XXIX
Britain Means Business
Eden
2050
It was another bloody bastard journey back home to England, Eden reflected, as his chauffeur-driven car finally pulled into the drive of his Surrey estate. He increasingly despaired of the state of his home country every time he was troubled to pay it a visit. He'd had to wait two days in Milan while flights to Heathrow were held up. Even private charters such as his were grounded as a result of the unexpected heavy snow that London's runways still couldn't cope with. And then the drive from the airport across the snowy Surrey countryside was a nightmare. You'd have thought that global warming would have done away with bad winters. For nine months of the year, the talk was all about the sea level rising or droughts and then for three months of the year there was the inevitable bad weather. Usually it was floods and storms. This year, it was heavy snow.
"They just don't get the gritters out in time," Eden told Ivan Eisenegger, the Leader of the Opposition, who was waiting for him in his Surrey home. "What kind of rubbish road maintenance is that? Where do my bloody taxes go?"
"Local government taxes pay for that," said Ivan. "The councils are all capped and they make whatever cuts they can. It hasn't snowed for six years so they haven't prepared for it."
"Is that something you lot will tackle when you get back into power again?"

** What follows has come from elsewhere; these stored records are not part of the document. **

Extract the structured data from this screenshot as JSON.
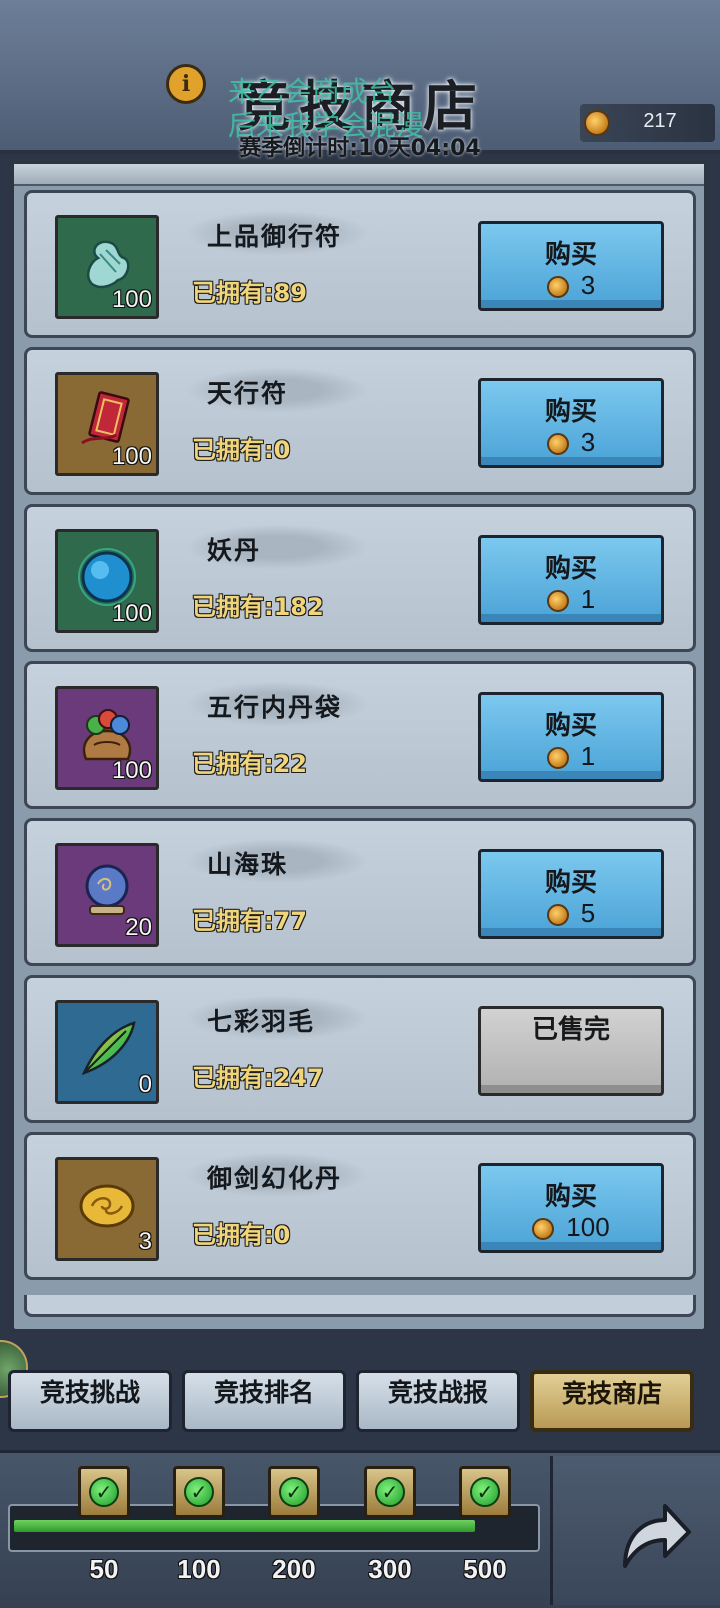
{
  "header": {
    "title": "竞技商店",
    "season_countdown": "赛季倒计时:10天04:04",
    "overlay_line1": "来乙会商成台",
    "overlay_line2": "后来我学会混漫"
  },
  "currency": {
    "icon": "arena-coin-icon",
    "amount": "217"
  },
  "items": [
    {
      "name": "上品御行符",
      "owned": "已拥有:89",
      "count": "100",
      "price": "3",
      "status": "buy",
      "icon": "scroll-talisman-icon",
      "bg": "#2f6a4c"
    },
    {
      "name": "天行符",
      "owned": "已拥有:0",
      "count": "100",
      "price": "3",
      "status": "buy",
      "icon": "red-talisman-icon",
      "bg": "#8a6a34"
    },
    {
      "name": "妖丹",
      "owned": "已拥有:182",
      "count": "100",
      "price": "1",
      "status": "buy",
      "icon": "demon-pill-orb-icon",
      "bg": "#2f6a4c"
    },
    {
      "name": "五行内丹袋",
      "owned": "已拥有:22",
      "count": "100",
      "price": "1",
      "status": "buy",
      "icon": "elixir-bag-icon",
      "bg": "#6a3a7a"
    },
    {
      "name": "山海珠",
      "owned": "已拥有:77",
      "count": "20",
      "price": "5",
      "status": "buy",
      "icon": "crystal-ball-icon",
      "bg": "#6a3a7a"
    },
    {
      "name": "七彩羽毛",
      "owned": "已拥有:247",
      "count": "0",
      "price": "",
      "status": "sold_out",
      "icon": "rainbow-feather-icon",
      "bg": "#2e6a92"
    },
    {
      "name": "御剑幻化丹",
      "owned": "已拥有:0",
      "count": "3",
      "price": "100",
      "status": "buy",
      "icon": "golden-pill-icon",
      "bg": "#8a6a34"
    }
  ],
  "buy_label": "购买",
  "sold_out_label": "已售完",
  "tabs": [
    {
      "label": "竞技挑战",
      "active": false
    },
    {
      "label": "竞技排名",
      "active": false
    },
    {
      "label": "竞技战报",
      "active": false
    },
    {
      "label": "竞技商店",
      "active": true
    }
  ],
  "milestones": {
    "labels": [
      "50",
      "100",
      "200",
      "300",
      "500"
    ],
    "claimed": [
      true,
      true,
      true,
      true,
      true
    ],
    "progress_fraction": 0.88
  },
  "share_icon": "share-arrow-icon"
}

"We want to move away from exorbitant tax demands and profligate public sector expenditure," said Ivan. "We've still not completely worked out how to hand road maintenance and repair over to the private sector without having to subsidise it. The public aren't sufficiently willing to shoulder the costs directly."
"There must be ways to keep the roads clear of snow and still reduce taxes," said Eden. "But you're right: the priority must be to keep taxes down. I trust that
is
what you intend to do after the next general election?"
"It's still a few months off and the result isn't yet in the bag."
"The polls are looking good. And you've got the whole media behind you..."
"The polls also say that it's more the unpopularity of the current Coalition than support for Conservative policies that will be critical to our success. We have to be careful what we say."
"I understand that," said Eden. "But when you
are
back in government, make sure that cutting taxes is your priority. Get the snouts of your interfering bureaucrats out of my business. That's all I ask. I've got discussions with my senior news editors tomorrow. What suggestions for news stories do you think I should make to them?"
Ivan looked around him at the two other opposition MPs who were also gathered together in Eden's smoking room. Eden was the only who was actually smoking and that was from a huge cigar imported from Cuba. The other MPs had sunk into the embrace of the huge leather armchairs and sipped from the wine that Theo, Eden's trusted servant, had poured out for them. At the same time, their fingers were tapping desultorily on the keyboards of their tablet computers.
"The Labour Coalition has been in power for a long time now," said Edmund Eaglecliffe MP. "A negative campaign that emphasises the mistakes and errors of the present government is surely the best approach."
"I rather like the tack taken by the Times when it attacks the menace of immigration," said Thomas Eastwick MP. "We need to take a firmer stand against asylum seekers and economic migrants. The country's swamped by them."
"We have to be careful, Tom," said Ivan. "Some voters might confuse an uncompromising immigration policy with racism or intolerance towards foreigners. The Times is right to highlight the burden on Britain's scarce resources resulting from there being so many claimants and jobseekers, but we don't want to frighten off nervous voters in ethnically diverse marginal constituencies."
"What are voters most concerned about?" asked Eden. "Isn't that what we should be focusing on?"